L’analyse de Mediarail.be - Technicien signalisation 
Quelle rengaine depuis des lustres : "quand va-t-on mettre tous ces camions sur le train ? " s'écrie le bon peuple. Pourtant cela existe depuis longtemps, mais ca parait tellement confidentiel que personne ne voit quoique ce soit. Et ce ne sont pas les autoroutes et autres ring embouteillés quotidiennement qui démontreront le contraire ! Petit tour d'horizon.

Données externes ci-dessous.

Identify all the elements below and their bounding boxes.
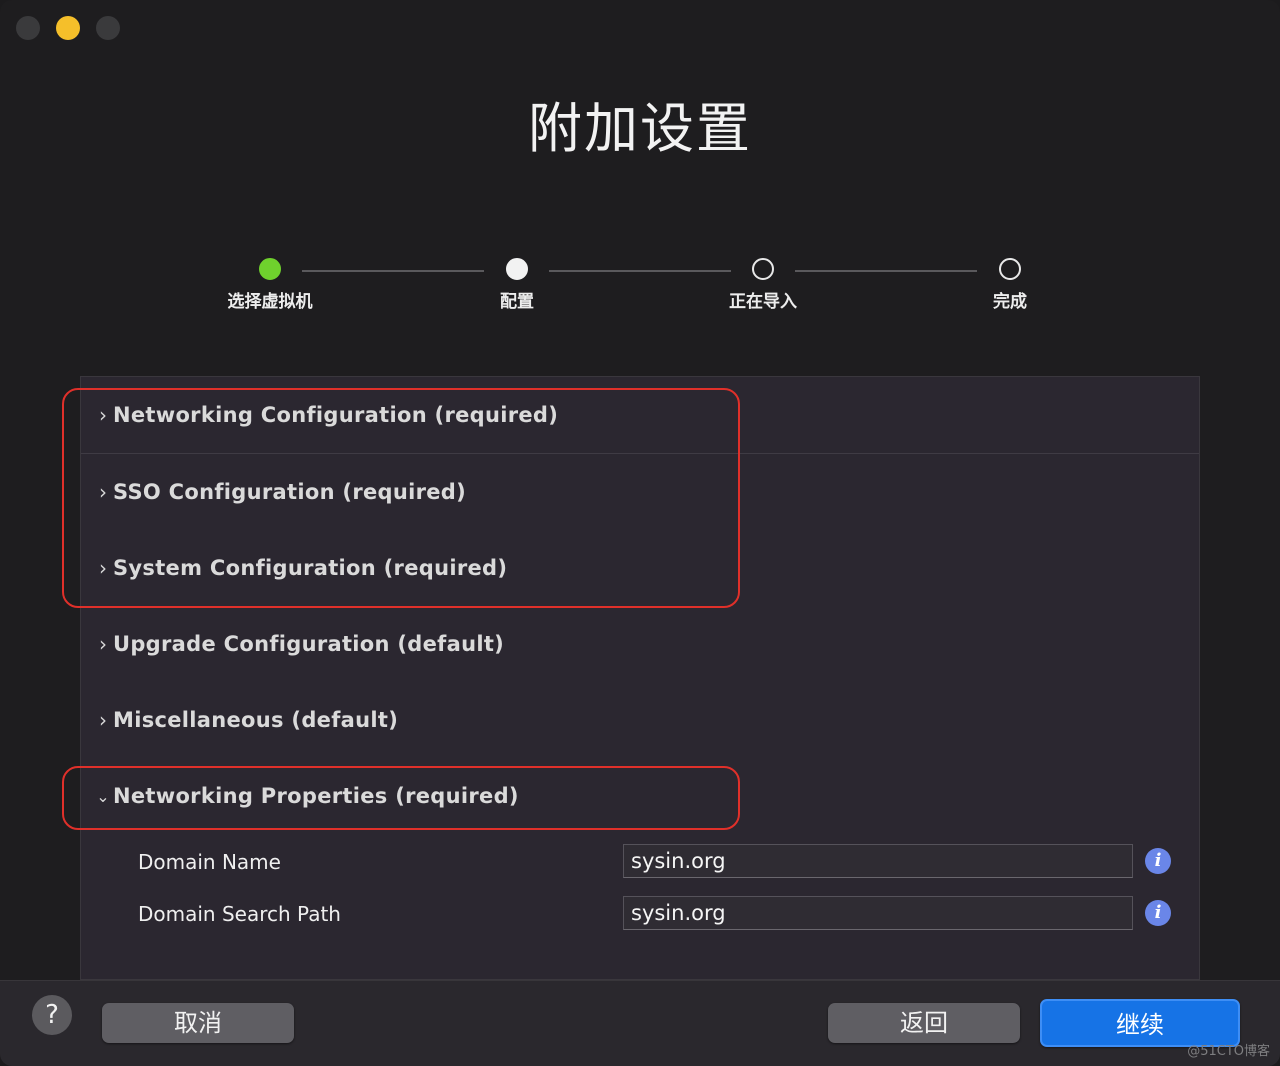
step-label: 配置 [500,292,534,312]
info-icon[interactable]: i [1145,900,1171,926]
highlight-box-required-sections [62,388,740,608]
property-row-domain-search-path: Domain Search Path i [81,896,1199,936]
page-title: 附加设置 [528,97,752,160]
step-importing: 正在导入 [693,258,833,312]
info-icon[interactable]: i [1145,848,1171,874]
step-select-vm: 选择虚拟机 [200,258,340,312]
step-configure: 配置 [447,258,587,312]
maximize-window-button[interactable] [96,16,120,40]
step-label: 完成 [993,292,1027,312]
chevron-right-icon: › [99,708,107,732]
section-upgrade-configuration[interactable]: › Upgrade Configuration (default) [81,606,1199,682]
footer-bar: ? 取消 返回 继续 @51CTO博客 [0,980,1280,1066]
step-label: 选择虚拟机 [227,292,313,312]
property-row-domain-name: Domain Name i [81,844,1199,884]
domain-name-label: Domain Name [138,850,281,874]
progress-stepper: 选择虚拟机 配置 正在导入 完成 [0,258,1280,328]
chevron-right-icon: › [99,632,107,656]
back-button[interactable]: 返回 [828,1003,1020,1043]
step-label: 正在导入 [729,292,797,312]
close-window-button[interactable] [16,16,40,40]
domain-name-input[interactable] [623,844,1133,878]
import-wizard-window: 附加设置 选择虚拟机 配置 正在导入 完成 › Networking Confi… [0,0,1280,1066]
section-miscellaneous[interactable]: › Miscellaneous (default) [81,682,1199,758]
step-done-icon [259,258,281,280]
domain-search-path-label: Domain Search Path [138,902,341,926]
section-label: Miscellaneous (default) [113,708,399,732]
highlight-box-networking-properties [62,766,740,830]
help-button[interactable]: ? [32,995,72,1035]
window-controls [16,16,120,40]
domain-search-path-input[interactable] [623,896,1133,930]
step-finish: 完成 [940,258,1080,312]
section-label: Upgrade Configuration (default) [113,632,505,656]
step-pending-icon [752,258,774,280]
cancel-button[interactable]: 取消 [102,1003,294,1043]
step-current-icon [506,258,528,280]
watermark: @51CTO博客 [1187,1044,1270,1059]
step-pending-icon [999,258,1021,280]
minimize-window-button[interactable] [56,16,80,40]
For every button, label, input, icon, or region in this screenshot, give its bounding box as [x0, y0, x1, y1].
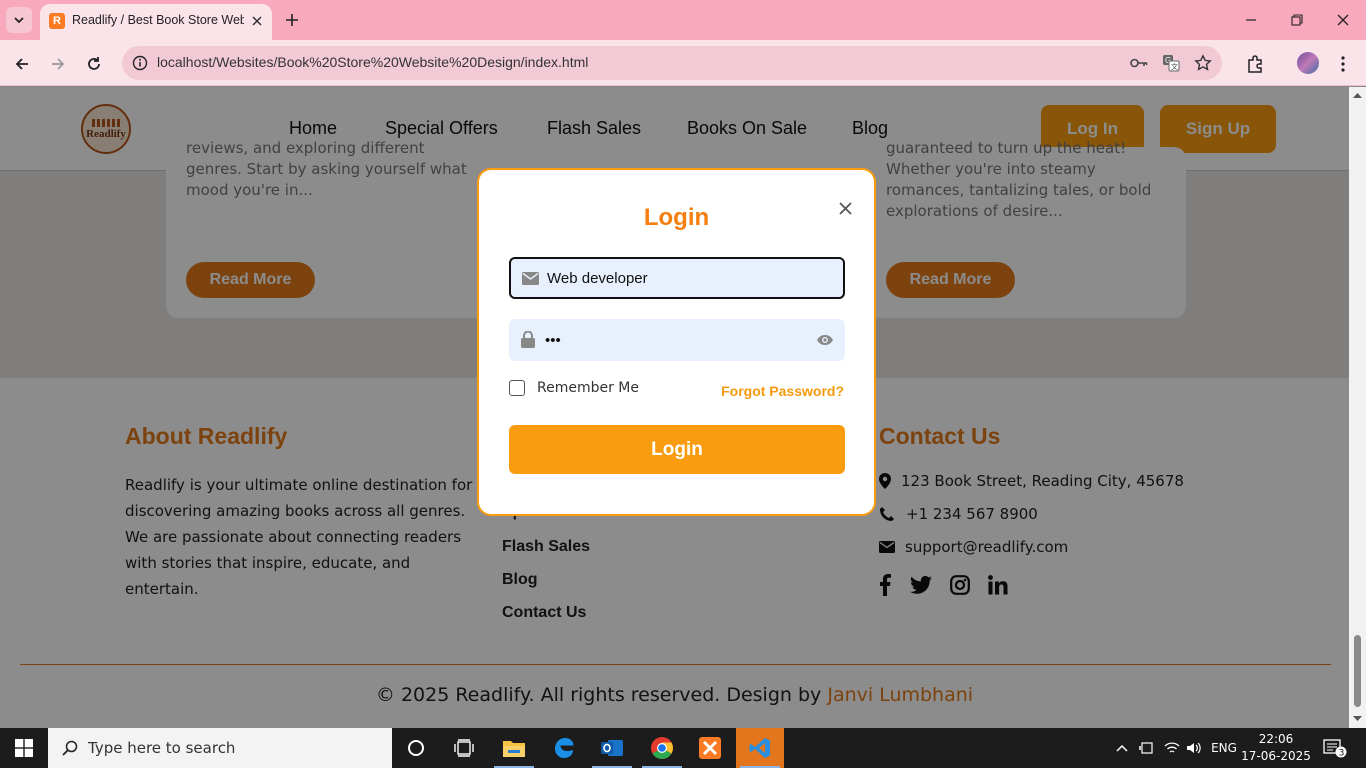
- modal-title: Login: [643, 204, 710, 231]
- edge-icon[interactable]: [540, 728, 588, 768]
- taskbar-search[interactable]: Type here to search: [48, 728, 392, 768]
- chrome-icon[interactable]: [638, 728, 686, 768]
- scroll-thumb[interactable]: [1354, 635, 1361, 707]
- cortana-icon[interactable]: [392, 728, 440, 768]
- remember-checkbox[interactable]: [509, 380, 525, 396]
- envelope-icon: [521, 269, 539, 287]
- xampp-icon[interactable]: [686, 728, 734, 768]
- extensions-icon[interactable]: [1243, 52, 1267, 76]
- scroll-down-icon[interactable]: [1353, 714, 1362, 723]
- reload-icon[interactable]: [82, 52, 106, 76]
- vscode-icon[interactable]: [736, 728, 784, 768]
- close-icon[interactable]: [835, 198, 855, 218]
- menu-dots-icon[interactable]: [1331, 52, 1355, 76]
- close-window-icon[interactable]: [1328, 8, 1358, 32]
- notification-icon[interactable]: 3: [1320, 728, 1350, 768]
- minimize-icon[interactable]: [1236, 8, 1266, 32]
- site-info-icon[interactable]: [130, 53, 150, 73]
- back-icon[interactable]: [10, 52, 34, 76]
- profile-avatar[interactable]: [1297, 52, 1319, 74]
- remember-label: Remember Me: [537, 380, 639, 396]
- bookmark-star-icon[interactable]: [1193, 53, 1213, 73]
- battery-icon[interactable]: [1137, 728, 1157, 768]
- scroll-up-icon[interactable]: [1353, 90, 1362, 99]
- password-key-icon[interactable]: [1129, 53, 1149, 73]
- taskbar: Type here to search ENG 22:06 17-06-2025: [0, 728, 1366, 768]
- lock-icon: [519, 330, 537, 348]
- remember-me[interactable]: Remember Me: [509, 380, 639, 396]
- volume-icon[interactable]: [1184, 728, 1204, 768]
- clock-time: 22:06: [1258, 732, 1294, 746]
- browser-toolbar: localhost/Websites/Book%20Store%20Websit…: [0, 40, 1366, 86]
- file-explorer-icon[interactable]: [490, 728, 538, 768]
- tab-strip: R Readlify / Best Book Store Website: [0, 0, 1366, 40]
- tab-title: Readlify / Best Book Store Website: [72, 13, 244, 27]
- restore-icon[interactable]: [1282, 8, 1312, 32]
- url-text: localhost/Websites/Book%20Store%20Websit…: [157, 54, 589, 70]
- clock-date: 17-06-2025: [1241, 749, 1311, 763]
- forward-icon[interactable]: [46, 52, 70, 76]
- search-icon: [60, 738, 80, 758]
- page-scrollbar[interactable]: [1349, 87, 1366, 728]
- address-bar[interactable]: localhost/Websites/Book%20Store%20Websit…: [122, 46, 1222, 80]
- tab-close-icon[interactable]: [248, 12, 266, 30]
- chevron-up-icon[interactable]: [1112, 728, 1132, 768]
- tab-search-button[interactable]: [6, 7, 32, 33]
- login-submit-button[interactable]: Login: [509, 425, 845, 474]
- email-field[interactable]: [509, 257, 845, 299]
- password-field[interactable]: [509, 319, 845, 361]
- forgot-password-link[interactable]: Forgot Password?: [721, 383, 844, 399]
- login-modal: Login Remember Me Forgot Password? Login: [477, 168, 876, 516]
- outlook-icon[interactable]: [588, 728, 636, 768]
- clock[interactable]: 22:06 17-06-2025: [1236, 731, 1316, 765]
- chevron-down-icon: [14, 17, 24, 24]
- wifi-icon[interactable]: [1162, 728, 1182, 768]
- new-tab-icon[interactable]: [282, 10, 302, 30]
- svg-text:文: 文: [1171, 62, 1178, 71]
- password-input[interactable]: [545, 319, 805, 361]
- favicon-icon: R: [49, 13, 65, 29]
- windows-start-icon[interactable]: [0, 728, 48, 768]
- browser-tab[interactable]: R Readlify / Best Book Store Website: [40, 4, 272, 40]
- translate-icon[interactable]: G文: [1161, 53, 1181, 73]
- eye-icon[interactable]: [815, 330, 835, 350]
- email-input[interactable]: [547, 259, 807, 297]
- notification-count: 3: [1339, 748, 1345, 758]
- task-view-icon[interactable]: [440, 728, 488, 768]
- search-placeholder: Type here to search: [88, 739, 236, 757]
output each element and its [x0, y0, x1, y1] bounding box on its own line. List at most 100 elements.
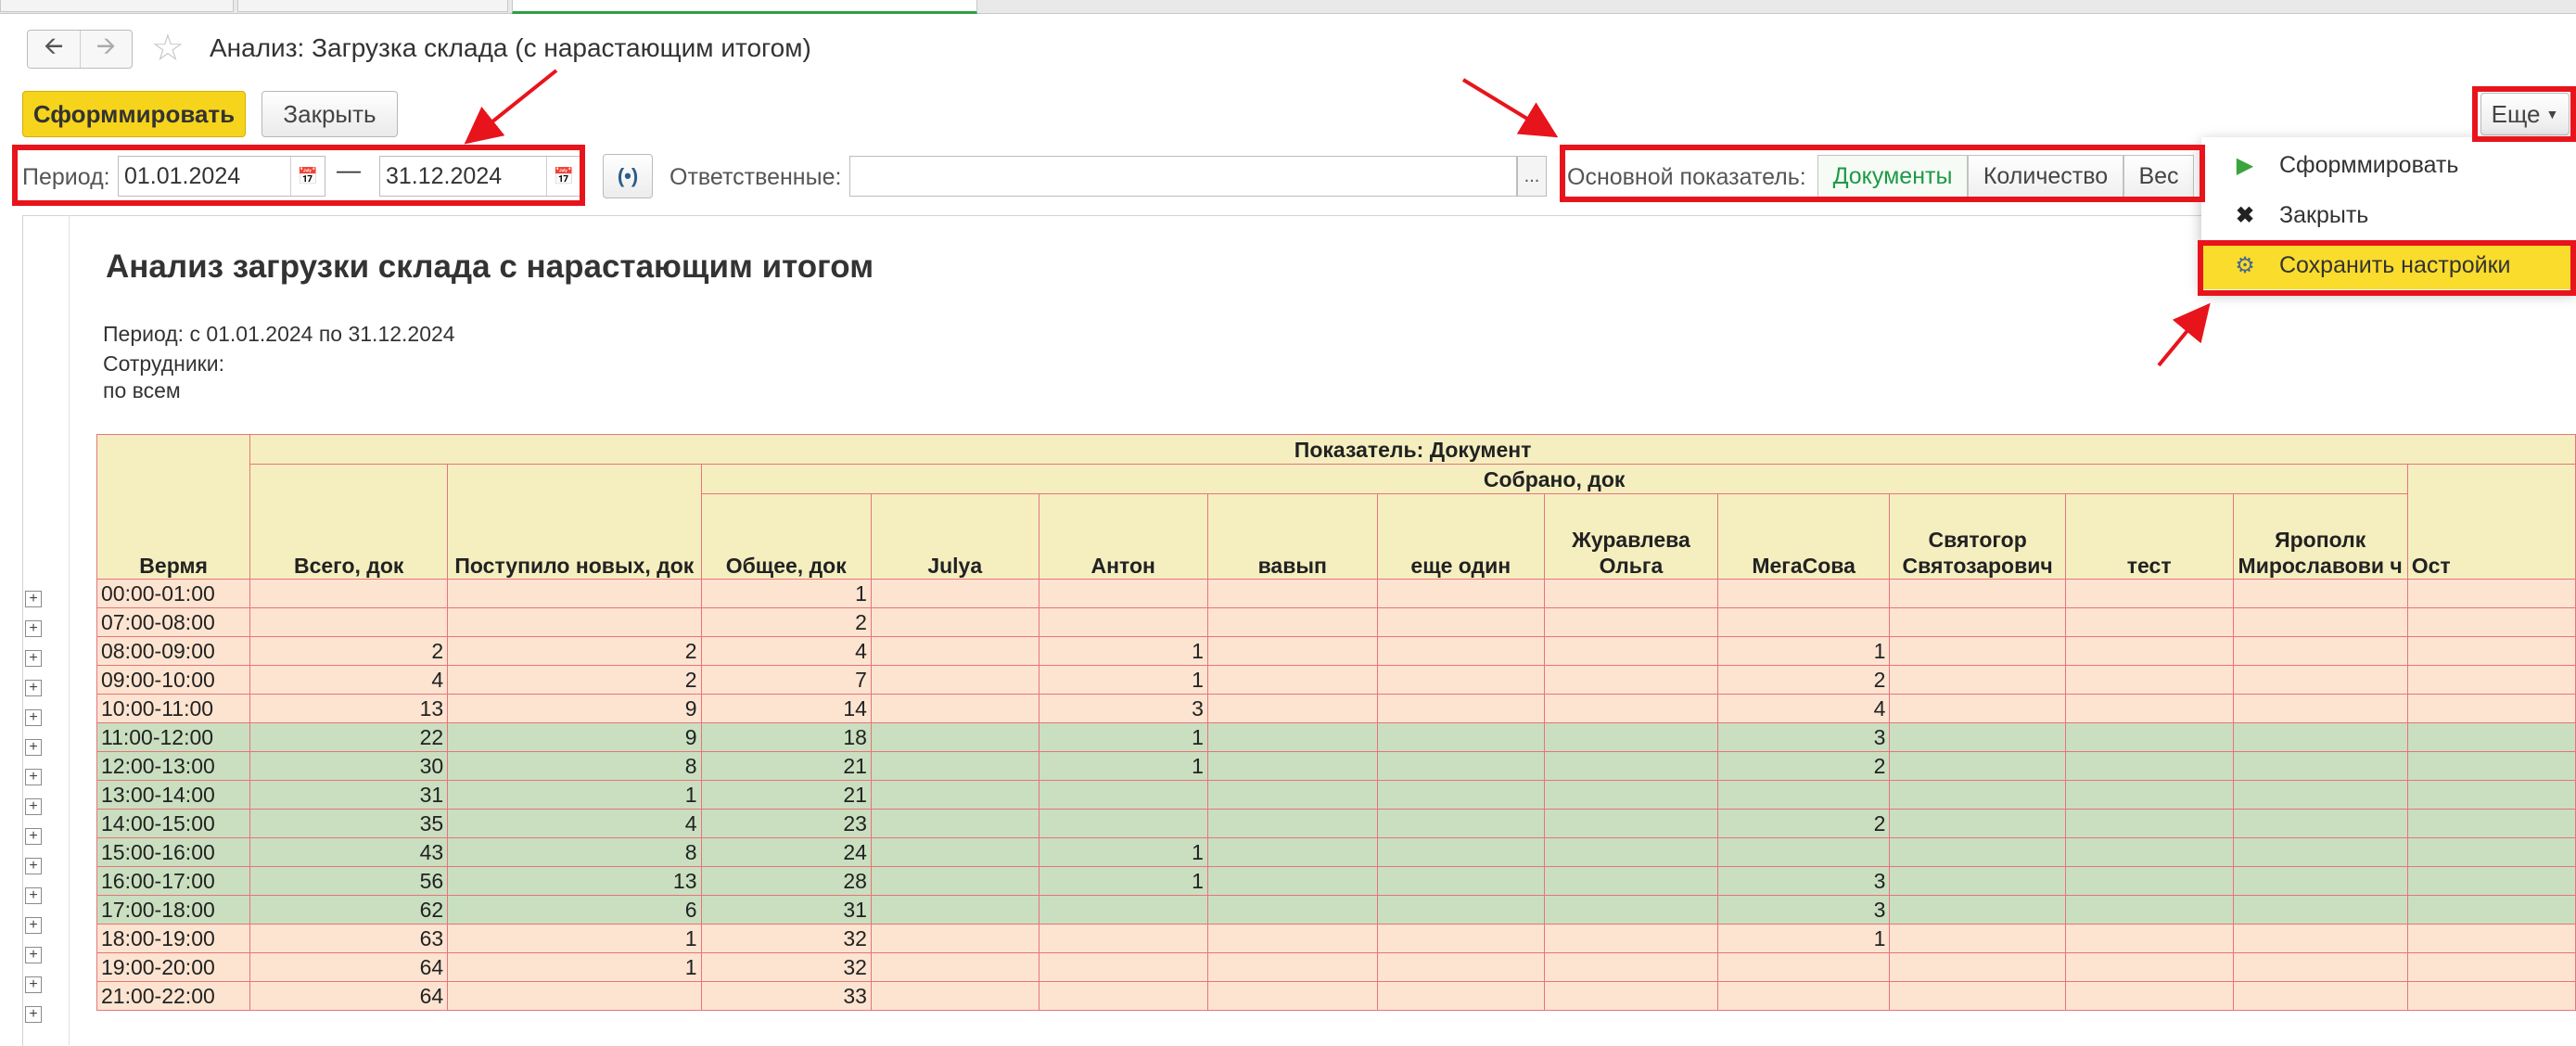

Deux marchés bien différents
La technique qui consiste à transposer une boîte ou un camion sur un wagon a comme souvent une origine militaire. C'est dans les années 50 que des camions commencent à embarquer sur des wagons plats. En fait il s'agit surtout des remorques de camions, le "tracteur" restant à quai. De l'autre côté de l'Atlantique, à la même époque, un agriculteur-camionneur se désespère de devoir attendre, au port, une journée entière pour ses livraisons de coton alors que des dizaines de dockers embarquent main à la main des marchandises par petite quantité. L'ingénieux bonhomme imaginera alors de faire embarquer d'une traite tout le contenu de son camion à bord : le conteneur était né. Caisses maritimes d'un côté, camions de l'autre, d'emblée deux techniques s'élaborent en parallèle, avec leurs normes et leur marché. Les camions sur le train est ce qu'on appelle le transport combiné. L'un est plus typiquement du monde routier, l'autre tient davantage du monde maritime.

Le transport combiné
C'est le monde des routiers. Rien à voir avec le maritime, ses milliards et ses navires géants. Ici, des chargeurs routiers louent des places ou gèrent carrément leur propre train complet via une société ad-hoc. Ils recherchent fiabilité et petits prix. Mais pas question de conduire les locomotives : pendant longtemps, cette tâche fut le monopole garanti du service public. Si les origines de la technique remontent parfois même avant la guerre, c'est surtout dans les années 50-60 que des camions prennent le train. Il faut dire que le réseau autoroutier est peu développé, que les aires de chalandises ont un rayon d'action moindre et que l'économie n'est pas encore à l'hyperspécialisation des usines. 

Hier, à chacun son gâteau
D'emblée, deux marchés s'affirment avec leurs règles et surtout, leurs tarifs. Les chemins de fer différencient très nettement les camions des conteneurs. De plus, le transport routier est fortement contingenté, réglementé et soumis à la douane. L'Europe est encore absente des législations, le monopole ferroviaire est toujours garanti comme au bon vieux temps. Résultats : chaque pays à "sa" compagnie de transport combiné et "sa" société de transport containers. Cela donne dans l'ordre : Novatrans / CNC en France, TRW / Interferry en Belgique, Kombiverkehr / Transfracht en Allemagne, etc. Dans certains autres pays, la compagnie de containers n'est autre...que le chemin de fer d'Etat lui-même. La fixation des prix et l'organisation du transport sont ceux du service public, rarement en adéquation avec le marché.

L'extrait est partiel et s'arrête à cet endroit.